Confidential Information means information which:
(a) is disclosed to the Receiving Party in connection with this Agreement at any time;
(b) relates to the Disclosing Party’s business, assets or affairs; or
(c) relates to the subject matter of, the terms of and/or any transactions contemplated by this Agreement,
whether or not such information or documentation is reduced to a tangible form or marked in writing as “confidential”, and howsoever the Receiving Party receives that information.
Consequential loss includes any consequential loss, special or indirect loss, real or anticipated loss of profit, loss of benefit, loss of revenue, loss of business, loss of goodwill, loss of opportunity, loss of savings, loss of reputation, loss of use and/or loss or corruption of data, whether under statute, contract, equity, tort (including negligence), indemnity or otherwise.
Disclosing Party means the Party disclosing Confidential Information to the Receiving Party.
Fees means the commission fee we agree to pay to you for each Referral as set out in the Proposal.

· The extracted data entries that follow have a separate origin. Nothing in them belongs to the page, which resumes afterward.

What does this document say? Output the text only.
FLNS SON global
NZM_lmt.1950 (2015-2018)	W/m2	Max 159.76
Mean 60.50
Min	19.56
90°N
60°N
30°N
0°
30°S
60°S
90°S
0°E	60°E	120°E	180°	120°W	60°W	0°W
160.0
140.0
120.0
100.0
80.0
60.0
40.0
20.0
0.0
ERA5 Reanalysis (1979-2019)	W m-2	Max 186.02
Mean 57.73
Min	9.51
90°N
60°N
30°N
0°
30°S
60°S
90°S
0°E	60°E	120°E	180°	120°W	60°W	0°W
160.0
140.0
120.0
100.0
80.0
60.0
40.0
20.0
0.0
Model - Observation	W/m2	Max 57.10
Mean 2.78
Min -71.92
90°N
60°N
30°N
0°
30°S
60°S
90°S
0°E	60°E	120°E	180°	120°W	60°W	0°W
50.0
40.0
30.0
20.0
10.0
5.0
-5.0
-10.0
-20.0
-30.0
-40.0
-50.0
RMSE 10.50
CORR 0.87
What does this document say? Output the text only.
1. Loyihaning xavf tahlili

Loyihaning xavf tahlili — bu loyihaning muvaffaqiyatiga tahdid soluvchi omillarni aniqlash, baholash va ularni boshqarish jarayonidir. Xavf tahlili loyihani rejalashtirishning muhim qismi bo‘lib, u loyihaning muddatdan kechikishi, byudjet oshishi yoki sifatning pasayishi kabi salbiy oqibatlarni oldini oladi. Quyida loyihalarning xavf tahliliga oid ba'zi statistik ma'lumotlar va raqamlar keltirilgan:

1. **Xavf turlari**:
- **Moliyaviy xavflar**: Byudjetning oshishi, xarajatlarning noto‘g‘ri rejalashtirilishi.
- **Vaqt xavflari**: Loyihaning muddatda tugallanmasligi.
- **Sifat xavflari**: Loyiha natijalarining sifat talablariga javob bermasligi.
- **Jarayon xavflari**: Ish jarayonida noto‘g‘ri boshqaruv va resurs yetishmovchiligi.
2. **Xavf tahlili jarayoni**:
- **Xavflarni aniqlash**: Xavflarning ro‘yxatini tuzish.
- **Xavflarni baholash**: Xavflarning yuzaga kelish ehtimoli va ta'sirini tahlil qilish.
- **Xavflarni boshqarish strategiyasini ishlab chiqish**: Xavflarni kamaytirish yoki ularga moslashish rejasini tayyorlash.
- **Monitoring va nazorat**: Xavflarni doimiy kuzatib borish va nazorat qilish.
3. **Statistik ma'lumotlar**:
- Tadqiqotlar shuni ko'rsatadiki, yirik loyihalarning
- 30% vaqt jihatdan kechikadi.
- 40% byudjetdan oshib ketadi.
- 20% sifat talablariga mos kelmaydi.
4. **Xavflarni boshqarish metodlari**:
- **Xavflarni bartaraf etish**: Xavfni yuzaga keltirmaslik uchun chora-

Intellectual Property Rights or Intellectual Property means any and all existing and future rights throughout the world conferred by statute, common law, equity or any corresponding law in relation to any copyright, designs, patents or trade marks, domain names, know-how, inventions, processes, trade secrets or confidential information, circuit layouts, software, computer programs, databases or source codes, including any application, or right to apply, for registration of, and any improvements, enhancements or modifications of, the foregoing, whether or not registered or registrable.
Law means all applicable laws, regulations, codes, guidelines, policies, protocols, consents, approvals, permits and licences, and any requirements or directions given by any government or similar authority with the power to bind or impose obligations on the relevant Party in connection with this Agreement.
Liability means any expense, cost, liability, loss, damage, claim, notice, entitlement, investigation, demand, proceeding or judgment (whether under statute, contract, equity, tort (including negligence), indemnity or otherwise), howsoever arising, whether direct or indirect and/or whether present, unascertained, future or contingent and whether involving a third party or a Party to this Agreement or otherwise.
Moral Rights has the meaning given in the Copyright Act 1968 (Cth) and includes any similar rights in any jurisdiction in the world.
Our Materials means any Intellectual Property which is owned by or licensed to us and any improvements, modifications, enhancement of such Intellectual Property, including any Intellectual Property related to Yarno, our software, databases, systems or source codes, but excludes Your Materials.
Personnel means, in respect of a Party, any of its employees, consultants, suppliers, subcontractors or agents, but does not include the other Party.
Proposal means the page or website setting out the commercial details of this Agreement, to which this Agreement is attached by reference.
Receiving Party means the Party receiving Confidential Information from or on behalf of the Disclosing Party.
Referral means a person referred by you to us for the purpose of that person entering into a Commercial Transaction with us.
Term means the term of this Agreement as set out in the Proposal.
Your Materials means all Intellectual Property which is owned by or licensed to you and any improvements, modifications or enhancements of such Intellectual Property, but excludes Our Materials.
Yarno means our online learning platform.